Les neufs patients qui ont participé à l'étude ont été répartis dans trois groupes. Les sujets du premier groupe ont reçu une injection unique de 200 
μg de plasmide, ceux du deuxième groupe, une injection de 600 μg de plasmide et ceux du dernier groupe, deux injections de 600 μg chacune, à deux semaines d'intervalle. Les patients ont été inclus dans l'étude de manière séquentielle, un comité indépendant examinant les résultats de chaque sujet avant l'inclusion du suivant.
Quel que soit le protocole utilisé, la tolérance à l'administration du plasmide a toujours été excellente. Aucune réaction immunitaire contre le plasmide ou la dystrophine exogène n'a été détectée.
Trois semaines après la première (ou l'unique) injection, des fragments du tissu musculaire injecté ont été prélevés sur les patients. L'analyse de ces biopsies a permis de mettre en évidence que le plasmide injecté était
toujours présent dans les muscles des patients. De plus, une expression de la dystrophine a été détectée chez trois des six patients ayant reçu une seule injection du plasmide et chez les trois patients ayant reçu deux injections. Cette expression n'est observée que dans 1 à 10 % des fibres musculaires. Le niveau d'expression de la protéine est très faible, mais il augmente avec la quantité de plasmide injecté.
Il est donc maintenant établi qu'il est possible d'obtenir une expression locale de la dystrophine dans les muscles de malades atteints d'une myopathie de Duchenne ou
de Becker en leur administrant une molécule d'ADN qui comporte une version fonctionnelle du gène codant pour cette protéine.

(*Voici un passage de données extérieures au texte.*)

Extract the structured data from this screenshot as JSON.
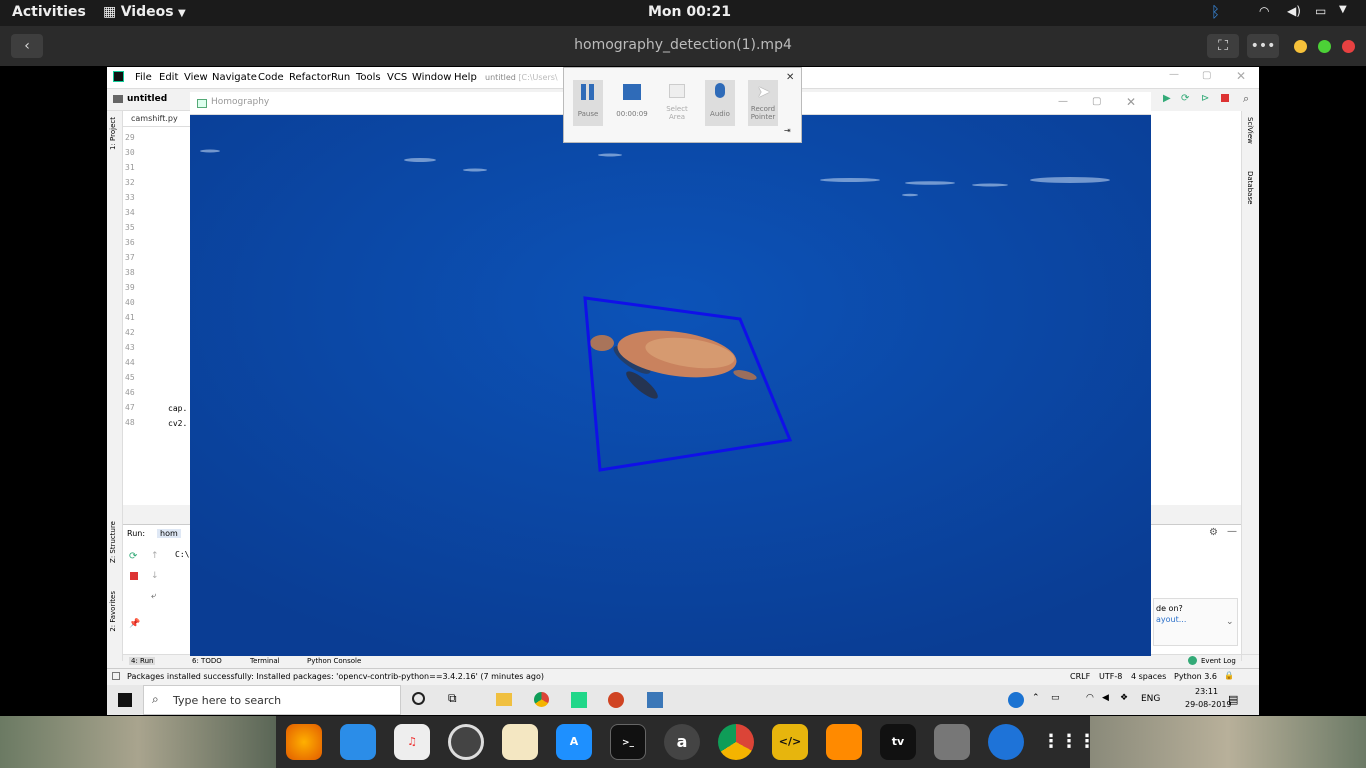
{
  "topbar": {
    "activities": "Activities",
    "app_menu": "Videos",
    "clock": "Mon 00:21"
  },
  "player": {
    "title": "homography_detection(1).mp4"
  },
  "ide": {
    "menu": [
      "File",
      "Edit",
      "View",
      "Navigate",
      "Code",
      "Refactor",
      "Run",
      "Tools",
      "VCS",
      "Window",
      "Help"
    ],
    "project_title": "untitled",
    "project_path": "[C:\\Users\\",
    "breadcrumb": "untitled",
    "file_tab": "camshift.py",
    "line_numbers": [
      "29",
      "30",
      "31",
      "32",
      "33",
      "34",
      "35",
      "36",
      "37",
      "38",
      "39",
      "40",
      "41",
      "42",
      "43",
      "44",
      "45",
      "46",
      "47",
      "48"
    ],
    "code_line_47": "cap.",
    "code_line_48": "cv2.",
    "side_project": "1: Project",
    "side_structure": "Z: Structure",
    "side_favorites": "2: Favorites",
    "right_sciview": "SciView",
    "right_database": "Database",
    "run_label": "Run:",
    "run_tab": "hom",
    "run_output": "C:\\",
    "notif_line1": "de on?",
    "notif_line2": "ayout...",
    "bottom_tabs": [
      "4: Run",
      "6: TODO",
      "Terminal",
      "Python Console"
    ],
    "event_log": "Event Log",
    "status_message": "Packages installed successfully: Installed packages: 'opencv-contrib-python==3.4.2.16' (7 minutes ago)",
    "status_right": [
      "CRLF",
      "UTF-8",
      "4 spaces",
      "Python 3.6"
    ]
  },
  "homography": {
    "title": "Homography"
  },
  "recorder": {
    "pause": "Pause",
    "timer": "00:00:09",
    "select_area": "Select Area",
    "audio": "Audio",
    "record_pointer": "Record Pointer"
  },
  "taskbar": {
    "search_placeholder": "Type here to search",
    "lang": "ENG",
    "time": "23:11",
    "date": "29-08-2019"
  },
  "dock": {
    "appletv": "tv"
  },
  "colors": {
    "tracking_box": "#1010e8",
    "ocean": "#0a46a4",
    "ide_bg": "#f2f2f2"
  }
}
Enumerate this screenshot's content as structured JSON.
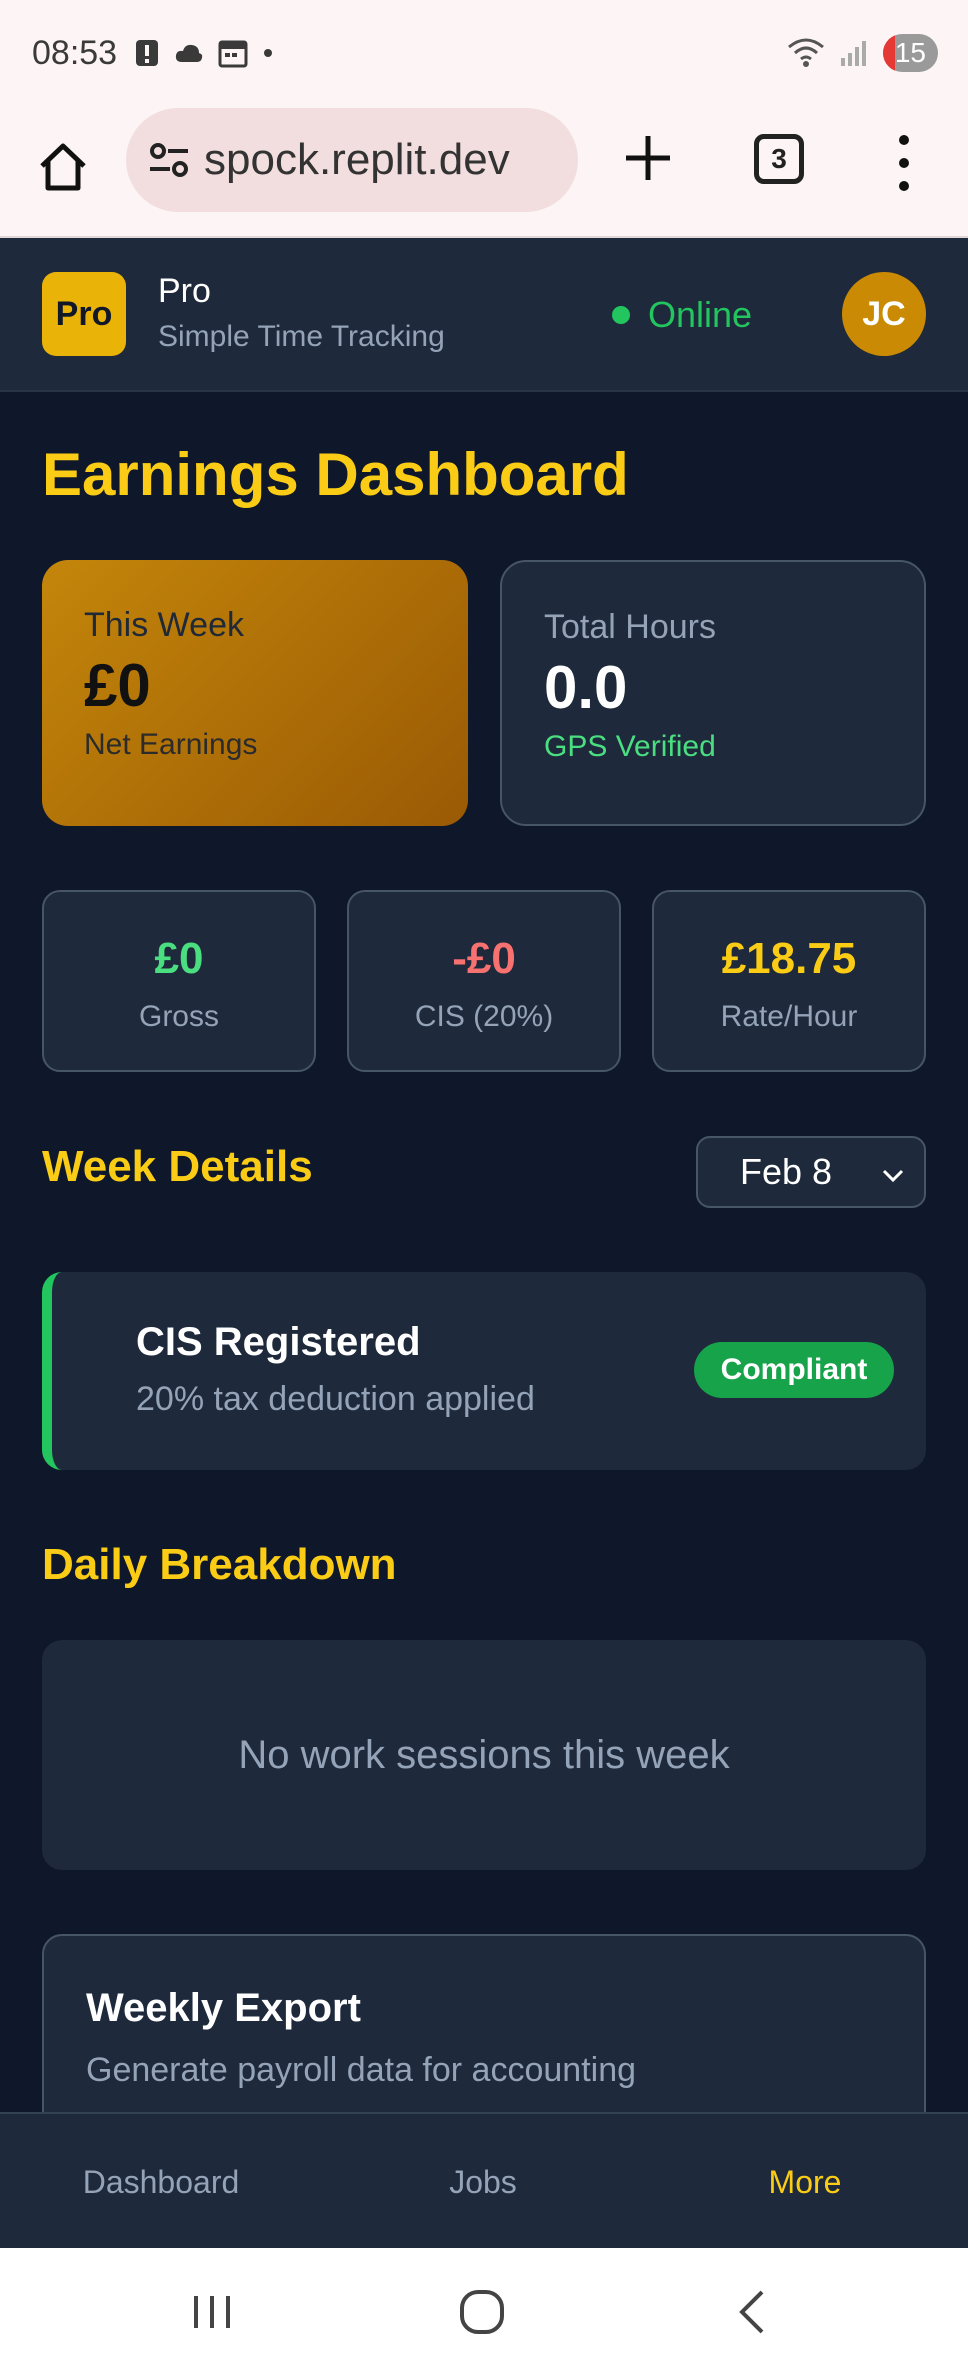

Il faut encore un lourd travail de recherche

« C'est un premier pas vers une thérapie génique des myopathies de Duchenne et Becker », explique le Pr Michel Fardeau. Cependant, avant qu'un protocole thérapeutique effectif puisse être proposé aux malades, un lourd travail de recherche devra être réalisé. En améliorant la structure du plasmide, vecteur du transfert de gène, en augmentant les doses de plasmide administré et en modifiant la voie d'administration, les chercheurs espèrent notamment augmenter le nombre de cellules qui expriment la protéine « médicament » à la suite d'une injection d'ADN et le niveau d'expression de la protéine dans chacune de ces cellules.